The number of Americans puttering around in their gardens has stayed about the same over the past two years, but they spent a little less money on their hobby in that time, a national survey shows.

An annual survey conducted by the Gallup Poll for the National Gardening Assn. showed about 69 million American households participated on one or more types of indoor or outdoor gardening activities in 1988, compared to 70 million households in 1987.

Results of the survey were based on findings of 2,500 at-home personal interviews conducted last October and November. The survey had a margin of error of plus or minus three percentage points.

Lawn and garden retail sales in 1988 were an estimated $15.5 billion, compared to $17.5 billion in 1987. Americans spent an average $227 on their lawns and gardens in 1988 and $251 the year before, the survey said.

The widespread drought of 1988--the fourth worst on record--and extreme temperatures in many parts of the country over the summer contributed to a decline in sales for 1988, the survey said.

Smaller Gardens Gain

Aside from weather problems, other factors may have affected lawn and garden retail sales for 1988, said Bruce Butterfield, research director for the National Gardening Assn.

Smaller gardens are becoming more popular, he said, and lawn and garden activities compete with other leisure activities in terms of time and discretionary spending.

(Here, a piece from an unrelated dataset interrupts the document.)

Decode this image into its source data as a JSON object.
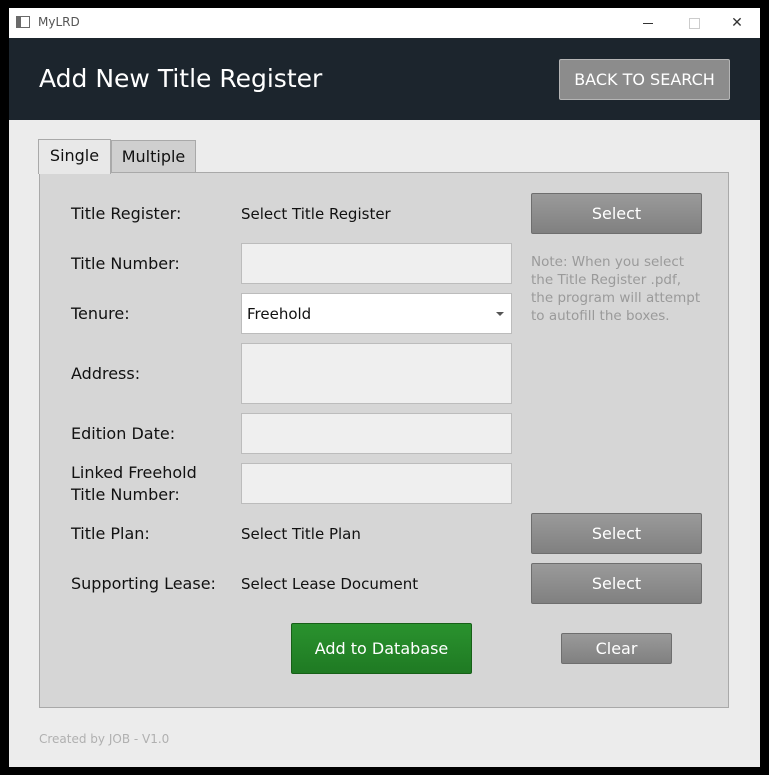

The survey showed that the biggest decreases in spending occurred among the same groups of people who spent the most in 1987, said Butterfield. It is possible that many consumers purchased lawn and garden products and equipment in 1987 that they did not need to replace last year.

Through a demographic breakdown, survey results indicated the Midwest and West showed above-average participation in gardening activities.

Other Poll Highlights

America's gardeners run the gamut in terms of education, occupation and age, the survey said, with 79% age 30 or over, 94% having completed high school or college and 19% employed in a professional capacity. About 43% of the nation's gardeners earn $30,000 or more a year.

Other highlights of the survey showed:

--Lawn care was the undisputed champion of outdoor activity: 53 million households reportedly spent time caring for their lawns. They spent $5.3 billion on products and equipment, compared to $5.4 billion in 1987.

--An estimated 38 million households had flower gardens in 1988, down from 39 million reported in 1987. Retail sales for flower gardening declined 6% last year, to $1.68 billion, from $1.77 billion spent in 1987.

--Vegetable gardening increased in 1988, with 31 million households growing vegetables compared to 29 million in 1987. However, the typical home vegetable garden was 200 square feet in 1988, compared to 300 square feet in 1987.

--Herb gardening sales increased from $46 million in 1987 to $50 million in 1988, but the number of herb gardeners decreased from 6 million to 5 million in the same time period.